Signal Processing Framework for the Analysis and Application of Chaotic Systems.

摘要

One contribution of chaos theory to the engineering research community is the notion that complex, erratic behavior in physical systems need not be the result of stochastic phenomena-such phenomena may result from deterministic mechanisms. This idea has been used in the analyses of several engineering systems. Perhaps more interesting are the several proposed engineering applications that take advantage of the structure of signals generated by chaotic systems. In order to take full advantage of the unique properties of chaotic signals in future applications, this structure must be well characterized. This thesis explores two aspects of this issue-the statistical structure of chaotic signals and the to linear distortion of chaotic signals.

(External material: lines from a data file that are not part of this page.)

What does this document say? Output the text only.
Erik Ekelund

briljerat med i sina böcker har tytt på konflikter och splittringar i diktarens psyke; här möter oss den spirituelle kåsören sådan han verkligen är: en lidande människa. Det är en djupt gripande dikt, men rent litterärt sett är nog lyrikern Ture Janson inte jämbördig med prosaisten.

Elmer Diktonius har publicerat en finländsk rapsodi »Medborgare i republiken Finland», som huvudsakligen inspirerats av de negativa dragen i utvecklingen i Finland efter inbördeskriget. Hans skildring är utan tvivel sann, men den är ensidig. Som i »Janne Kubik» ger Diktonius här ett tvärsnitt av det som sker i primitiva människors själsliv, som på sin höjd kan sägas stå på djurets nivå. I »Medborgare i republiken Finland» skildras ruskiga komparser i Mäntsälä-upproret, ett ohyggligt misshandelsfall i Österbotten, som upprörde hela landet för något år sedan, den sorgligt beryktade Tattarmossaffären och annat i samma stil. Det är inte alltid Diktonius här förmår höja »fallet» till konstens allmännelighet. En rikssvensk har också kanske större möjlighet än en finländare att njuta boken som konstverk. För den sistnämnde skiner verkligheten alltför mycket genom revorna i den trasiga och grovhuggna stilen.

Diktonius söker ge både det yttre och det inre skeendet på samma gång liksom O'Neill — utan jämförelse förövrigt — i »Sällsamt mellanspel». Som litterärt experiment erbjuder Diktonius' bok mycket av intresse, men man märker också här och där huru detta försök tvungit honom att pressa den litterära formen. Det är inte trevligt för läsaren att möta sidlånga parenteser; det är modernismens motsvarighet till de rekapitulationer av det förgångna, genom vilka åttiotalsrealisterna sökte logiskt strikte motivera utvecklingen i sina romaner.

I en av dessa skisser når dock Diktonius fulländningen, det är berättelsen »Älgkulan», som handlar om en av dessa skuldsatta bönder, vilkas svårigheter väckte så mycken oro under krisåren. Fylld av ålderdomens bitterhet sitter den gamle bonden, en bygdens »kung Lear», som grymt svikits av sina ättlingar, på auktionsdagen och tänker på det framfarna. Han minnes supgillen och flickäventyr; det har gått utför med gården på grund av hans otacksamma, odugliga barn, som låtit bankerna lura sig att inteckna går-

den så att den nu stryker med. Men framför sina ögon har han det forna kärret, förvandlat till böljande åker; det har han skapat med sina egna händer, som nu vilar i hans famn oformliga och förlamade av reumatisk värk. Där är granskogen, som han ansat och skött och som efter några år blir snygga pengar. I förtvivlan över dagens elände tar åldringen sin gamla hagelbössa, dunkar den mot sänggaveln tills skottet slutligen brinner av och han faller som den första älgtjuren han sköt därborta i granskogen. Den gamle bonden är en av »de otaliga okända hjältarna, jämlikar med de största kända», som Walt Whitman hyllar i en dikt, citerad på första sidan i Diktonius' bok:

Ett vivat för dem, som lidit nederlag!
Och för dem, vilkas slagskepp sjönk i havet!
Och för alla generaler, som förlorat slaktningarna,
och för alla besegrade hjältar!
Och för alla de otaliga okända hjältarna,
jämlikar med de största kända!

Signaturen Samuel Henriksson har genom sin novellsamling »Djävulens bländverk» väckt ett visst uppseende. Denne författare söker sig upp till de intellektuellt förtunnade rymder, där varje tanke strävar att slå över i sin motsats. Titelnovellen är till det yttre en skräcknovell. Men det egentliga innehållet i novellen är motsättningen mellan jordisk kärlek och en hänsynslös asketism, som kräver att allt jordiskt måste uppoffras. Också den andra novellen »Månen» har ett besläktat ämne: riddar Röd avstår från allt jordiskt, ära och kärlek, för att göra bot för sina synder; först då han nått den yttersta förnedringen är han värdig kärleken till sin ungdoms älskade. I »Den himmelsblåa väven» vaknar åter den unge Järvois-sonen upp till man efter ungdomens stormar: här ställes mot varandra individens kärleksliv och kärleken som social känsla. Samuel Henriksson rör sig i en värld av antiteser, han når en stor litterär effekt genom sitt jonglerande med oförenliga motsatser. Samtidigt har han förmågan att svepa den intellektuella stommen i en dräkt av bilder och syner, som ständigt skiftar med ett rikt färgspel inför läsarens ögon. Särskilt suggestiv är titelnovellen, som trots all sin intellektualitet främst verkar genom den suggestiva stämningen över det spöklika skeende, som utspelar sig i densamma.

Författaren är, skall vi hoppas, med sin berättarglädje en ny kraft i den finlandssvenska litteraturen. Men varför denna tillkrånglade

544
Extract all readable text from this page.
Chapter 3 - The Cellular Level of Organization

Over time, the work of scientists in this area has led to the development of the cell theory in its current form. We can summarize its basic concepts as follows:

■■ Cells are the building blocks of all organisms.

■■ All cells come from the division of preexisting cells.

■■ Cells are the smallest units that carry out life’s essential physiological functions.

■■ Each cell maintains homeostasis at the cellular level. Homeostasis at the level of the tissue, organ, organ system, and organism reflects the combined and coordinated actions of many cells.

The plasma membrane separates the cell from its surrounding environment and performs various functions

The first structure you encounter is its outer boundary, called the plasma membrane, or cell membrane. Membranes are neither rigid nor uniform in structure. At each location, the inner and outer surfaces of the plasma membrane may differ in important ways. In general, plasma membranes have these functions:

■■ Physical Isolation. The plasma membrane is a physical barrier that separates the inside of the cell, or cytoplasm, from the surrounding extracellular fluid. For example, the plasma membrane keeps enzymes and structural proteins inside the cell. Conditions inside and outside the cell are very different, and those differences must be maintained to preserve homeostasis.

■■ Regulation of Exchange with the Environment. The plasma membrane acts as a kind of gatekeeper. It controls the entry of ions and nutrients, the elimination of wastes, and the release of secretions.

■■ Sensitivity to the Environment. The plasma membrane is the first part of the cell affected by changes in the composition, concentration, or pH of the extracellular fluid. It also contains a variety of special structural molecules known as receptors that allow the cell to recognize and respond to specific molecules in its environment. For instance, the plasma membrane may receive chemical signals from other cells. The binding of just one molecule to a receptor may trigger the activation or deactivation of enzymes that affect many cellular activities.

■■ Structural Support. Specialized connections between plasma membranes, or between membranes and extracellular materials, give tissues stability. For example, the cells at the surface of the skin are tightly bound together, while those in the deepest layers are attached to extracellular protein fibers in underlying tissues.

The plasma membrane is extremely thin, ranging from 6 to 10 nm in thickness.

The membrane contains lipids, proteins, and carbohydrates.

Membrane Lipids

In the first portion of the thesis, we concentrate on the time- average behavior of signals generated by chaotic systems with one state variable. Using an analogy between such signals and stationary stochastic processes, we present a framework for analyzing the statistical properties of these chaotic signals. In particular, we provide readily computable analytic expressions for a broad class of statistics of a large class of chaotic signals. We also present a technique for approximating the statistics of certain chaotic signals for which exact results are unavailable. As an example of the utility of these results, we use them to determine the power spectra of chaotic signals and to analyze a model of a switching DC-DC power converter operating in a chaotic regime. In the second portion of the thesis, we concentrate on chaotic signals that have been linearly filtered. Such signals may arise, for example, when chaotic phenomena are measured through sensors with linear dynamics. We present results relating certain parameters of the original and distorted signals.